Te Ārai Dunes biodiversity focus area includes one of the largest active sand dune ecosystems (DN2) remaining in Tāmaki Makaurau. It adjoins the Pākiri Dunes biodiversity focus area to the south which continues on down this stretch of coastline.
Natural sand dune ecosystems are considered to be a national priority for protection due to the extensive modification of sand dunes around the country for coastal development and agriculture. Active sand dunes such as the Te Ārai Dunes have a regional threat ranking of Endangered.
Plant communities on active dunes are exposed to constant wind-blown sand and salt spray. Spinifex, a native sand-binding species, is the dominant species on the seaward face of the dunes, with large patches of shore bindweed and localised patches of pīngao.

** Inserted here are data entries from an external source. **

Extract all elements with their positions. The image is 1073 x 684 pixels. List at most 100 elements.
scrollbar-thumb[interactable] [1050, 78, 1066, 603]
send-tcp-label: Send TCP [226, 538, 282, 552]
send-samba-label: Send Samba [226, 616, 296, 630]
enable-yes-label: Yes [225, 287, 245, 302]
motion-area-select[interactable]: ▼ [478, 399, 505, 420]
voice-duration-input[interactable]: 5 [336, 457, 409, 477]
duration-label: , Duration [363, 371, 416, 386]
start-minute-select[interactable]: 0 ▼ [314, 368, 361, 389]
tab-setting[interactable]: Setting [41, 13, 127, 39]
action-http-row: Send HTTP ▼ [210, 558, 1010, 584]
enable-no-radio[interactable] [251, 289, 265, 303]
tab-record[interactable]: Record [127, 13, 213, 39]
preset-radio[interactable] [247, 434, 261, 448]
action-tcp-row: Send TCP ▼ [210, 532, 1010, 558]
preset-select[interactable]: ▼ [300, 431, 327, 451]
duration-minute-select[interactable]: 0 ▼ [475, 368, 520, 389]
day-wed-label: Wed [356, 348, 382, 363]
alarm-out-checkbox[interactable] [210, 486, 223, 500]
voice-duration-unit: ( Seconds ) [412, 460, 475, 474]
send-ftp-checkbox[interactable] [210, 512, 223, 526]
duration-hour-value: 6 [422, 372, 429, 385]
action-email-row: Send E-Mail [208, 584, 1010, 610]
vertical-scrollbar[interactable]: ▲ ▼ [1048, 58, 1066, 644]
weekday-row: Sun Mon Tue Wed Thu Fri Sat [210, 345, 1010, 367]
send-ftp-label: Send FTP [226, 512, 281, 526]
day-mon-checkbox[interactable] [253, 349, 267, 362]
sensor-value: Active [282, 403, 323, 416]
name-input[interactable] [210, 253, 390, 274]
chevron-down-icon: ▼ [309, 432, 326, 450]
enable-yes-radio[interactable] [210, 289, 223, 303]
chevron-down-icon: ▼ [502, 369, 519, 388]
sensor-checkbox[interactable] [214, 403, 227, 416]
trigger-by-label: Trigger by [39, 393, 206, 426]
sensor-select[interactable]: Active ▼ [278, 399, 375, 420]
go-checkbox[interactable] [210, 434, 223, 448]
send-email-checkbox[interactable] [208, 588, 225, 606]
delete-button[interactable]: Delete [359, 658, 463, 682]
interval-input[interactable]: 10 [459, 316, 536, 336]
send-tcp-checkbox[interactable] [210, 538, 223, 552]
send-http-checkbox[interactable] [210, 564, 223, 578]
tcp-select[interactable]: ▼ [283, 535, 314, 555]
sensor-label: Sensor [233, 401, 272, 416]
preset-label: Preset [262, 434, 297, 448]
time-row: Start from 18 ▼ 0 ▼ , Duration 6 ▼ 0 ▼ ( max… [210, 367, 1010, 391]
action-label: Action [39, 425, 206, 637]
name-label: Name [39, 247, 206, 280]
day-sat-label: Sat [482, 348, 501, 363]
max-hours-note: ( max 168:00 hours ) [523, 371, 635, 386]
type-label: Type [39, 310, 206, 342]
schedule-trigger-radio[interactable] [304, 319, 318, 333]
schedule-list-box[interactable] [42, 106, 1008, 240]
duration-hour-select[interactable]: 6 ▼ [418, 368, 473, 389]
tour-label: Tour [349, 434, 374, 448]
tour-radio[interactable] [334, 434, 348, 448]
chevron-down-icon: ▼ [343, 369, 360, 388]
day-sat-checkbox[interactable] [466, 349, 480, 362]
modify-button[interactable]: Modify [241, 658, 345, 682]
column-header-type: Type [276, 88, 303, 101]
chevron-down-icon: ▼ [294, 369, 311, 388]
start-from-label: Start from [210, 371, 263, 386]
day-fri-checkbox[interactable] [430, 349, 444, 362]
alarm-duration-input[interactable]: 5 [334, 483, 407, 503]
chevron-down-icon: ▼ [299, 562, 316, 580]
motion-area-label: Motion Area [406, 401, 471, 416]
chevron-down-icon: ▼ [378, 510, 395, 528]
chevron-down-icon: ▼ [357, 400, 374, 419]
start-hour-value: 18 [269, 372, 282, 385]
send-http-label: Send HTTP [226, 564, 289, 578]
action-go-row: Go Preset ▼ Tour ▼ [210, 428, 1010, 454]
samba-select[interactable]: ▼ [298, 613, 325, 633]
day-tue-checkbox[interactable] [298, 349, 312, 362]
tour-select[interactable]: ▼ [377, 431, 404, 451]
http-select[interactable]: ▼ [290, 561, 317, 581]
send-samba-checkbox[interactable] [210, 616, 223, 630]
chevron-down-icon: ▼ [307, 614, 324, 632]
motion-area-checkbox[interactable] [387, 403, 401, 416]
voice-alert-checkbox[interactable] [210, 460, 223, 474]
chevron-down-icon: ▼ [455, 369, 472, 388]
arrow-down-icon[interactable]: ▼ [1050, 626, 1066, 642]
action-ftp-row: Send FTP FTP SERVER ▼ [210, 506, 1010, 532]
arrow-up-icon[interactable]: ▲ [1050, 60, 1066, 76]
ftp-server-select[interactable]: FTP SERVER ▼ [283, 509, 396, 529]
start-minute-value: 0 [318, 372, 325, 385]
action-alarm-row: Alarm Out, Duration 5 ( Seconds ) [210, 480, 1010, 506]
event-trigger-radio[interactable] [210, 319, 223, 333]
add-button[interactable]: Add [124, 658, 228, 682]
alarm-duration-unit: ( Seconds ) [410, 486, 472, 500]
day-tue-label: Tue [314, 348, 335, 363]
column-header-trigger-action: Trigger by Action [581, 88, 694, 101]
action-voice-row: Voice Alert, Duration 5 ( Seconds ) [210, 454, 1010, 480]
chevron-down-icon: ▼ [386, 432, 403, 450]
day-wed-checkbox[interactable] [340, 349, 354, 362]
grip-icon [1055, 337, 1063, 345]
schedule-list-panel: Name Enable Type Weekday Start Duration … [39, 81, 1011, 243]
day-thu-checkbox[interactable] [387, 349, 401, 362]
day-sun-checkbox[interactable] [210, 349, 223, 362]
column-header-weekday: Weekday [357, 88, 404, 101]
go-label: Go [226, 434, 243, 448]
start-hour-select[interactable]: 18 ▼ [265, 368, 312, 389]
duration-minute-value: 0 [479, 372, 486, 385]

Pohuehue and knobby club-rush are common on the inland side of the dune. There are also small freshwater seepages and a perched wetland in a seepage area with an interesting assemblage of vegetation.
The dunes and foreshore provide important habitat for threatened and common native bird species including:
- tūturiwhatu (New Zealand dotterel)
- tōrea pango (variable oystercatcher)
- taranui (Caspian tern).
Te Ārai and Pākiri beaches are some of only a few of the sites where tara iti (New Zealand fairy tern) nest. This species is highly threatened with extinction and is classified as Threatened – Nationally Critical.
Native skinks are found in the dunes, as well as a black morph of the katipo spider - another species considered to be at risk of extinction.